The King of the North, Andy Burnham, Won’t Save Britain

In Parliament, Mr. Burnham’s record was strikingly loyalist. He voted for the Iraq war and, as a junior Home Office minister, took a tough approach to law and order. At the time, he was known in Westminster as Flog ’em and Burnham. Promoted to the cabinet under Gordon Brown, he pushed along New Labour’s ruinously expensive program to rebuild hospitals with private financing.
His ambitions, however, were bigger. When Labour was ejected from office in 2010, Mr. Burnham stood for party leader on a word salad of “aspirational socialism” and finished fourth. He ran again in 2015 as the bookmakers’ favorite, only to lose after the surprise surge of support for Jeremy Corbyn. Two years later, he found an election he could win closer to home, becoming the inaugural mayor of Greater Manchester.
The mayoralty comes with few powers. Its chief functions, according to the Oxford Economics consultancy, are “to argue for the region” and provide “a point of contact for private investors.” Mr. Burnham had found his level. The wider city-region, which has a population of 2.9 million, has recorded stronger growth than Britain’s other conurbations. Disposable incomes haven’t grown by much, though, and house-price inflation has left many residents behind. Still, there’s enough construction activity and service-sector buzz to call it a success story.
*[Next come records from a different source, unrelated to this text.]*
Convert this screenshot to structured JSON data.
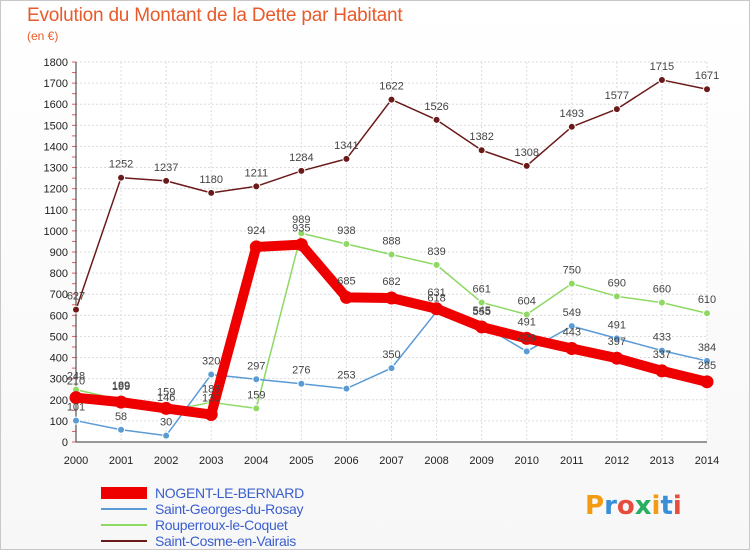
{
  "chart_data": {
    "type": "line",
    "title": "Evolution du Montant de la Dette par Habitant",
    "unit_label": "(en €)",
    "x": [
      "2000",
      "2001",
      "2002",
      "2003",
      "2004",
      "2005",
      "2006",
      "2007",
      "2008",
      "2009",
      "2010",
      "2011",
      "2012",
      "2013",
      "2014"
    ],
    "ylim": [
      0,
      1800
    ],
    "yticks": [
      0,
      100,
      200,
      300,
      400,
      500,
      600,
      700,
      800,
      900,
      1000,
      1100,
      1200,
      1300,
      1400,
      1500,
      1600,
      1700,
      1800
    ],
    "grid": true,
    "legend_position": "bottom-left",
    "series": [
      {
        "name": "Saint-Cosme-en-Vairais",
        "color": "#6b1a1a",
        "values": [
          627,
          1252,
          1237,
          1180,
          1211,
          1284,
          1341,
          1622,
          1526,
          1382,
          1308,
          1493,
          1577,
          1715,
          1671
        ]
      },
      {
        "name": "Rouperroux-le-Coquet",
        "color": "#8ed863",
        "values": [
          248,
          199,
          146,
          188,
          159,
          989,
          938,
          888,
          839,
          661,
          604,
          750,
          690,
          660,
          610
        ]
      },
      {
        "name": "Saint-Georges-du-Rosay",
        "color": "#5a9bd5",
        "values": [
          101,
          58,
          30,
          320,
          297,
          276,
          253,
          350,
          618,
          555,
          429,
          549,
          491,
          433,
          384
        ]
      },
      {
        "name": "NOGENT-LE-BERNARD",
        "color": "#ee0000",
        "values": [
          210,
          189,
          159,
          130,
          924,
          935,
          685,
          682,
          631,
          545,
          491,
          443,
          397,
          337,
          285
        ]
      }
    ]
  },
  "legend": [
    {
      "label": "NOGENT-LE-BERNARD",
      "color": "#ee0000",
      "width": 12
    },
    {
      "label": "Saint-Georges-du-Rosay",
      "color": "#5a9bd5",
      "width": 2
    },
    {
      "label": "Rouperroux-le-Coquet",
      "color": "#8ed863",
      "width": 2
    },
    {
      "label": "Saint-Cosme-en-Vairais",
      "color": "#6b1a1a",
      "width": 2
    }
  ],
  "logo": {
    "text": "Proxiti",
    "colors": [
      "#f39c12",
      "#3a8fd9",
      "#e74c3c",
      "#27ae60",
      "#f39c12",
      "#3a8fd9",
      "#e74c3c"
    ]
  }
}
Mr. Burnham claims to have found a secret economic sauce, “business-friendly socialism,” or just plain “Manchesterism.” Yet his mayoralty will be chiefly remembered for two things: taking buses back under public control, which he had to be talked into, and his furious off-the-cuff reaction in 2020 to tougher lockdown restrictions imposed by the Boris Johnson government. Mr. Burnham thundered at how Westminster was “grinding people down.” For his impromptu defiance, the media gave him that “King of the North” epithet.
Yet the appellation wasn’t so much plucked from the ether as lab-grown by the man himself. Speaking at an event earlier that year, Mr. Burnham had daydreamed about “sitting in my ‘Game of Thrones’-type castle at the heart of the dominant Northern Powerhouse, opening my birthday telegram from the monarch of the south of England.” A Labour ally took his cue, joking that “Andy’s going be on the Iron Throne and King of the North.” The Manchester Evening News duly ran the headline.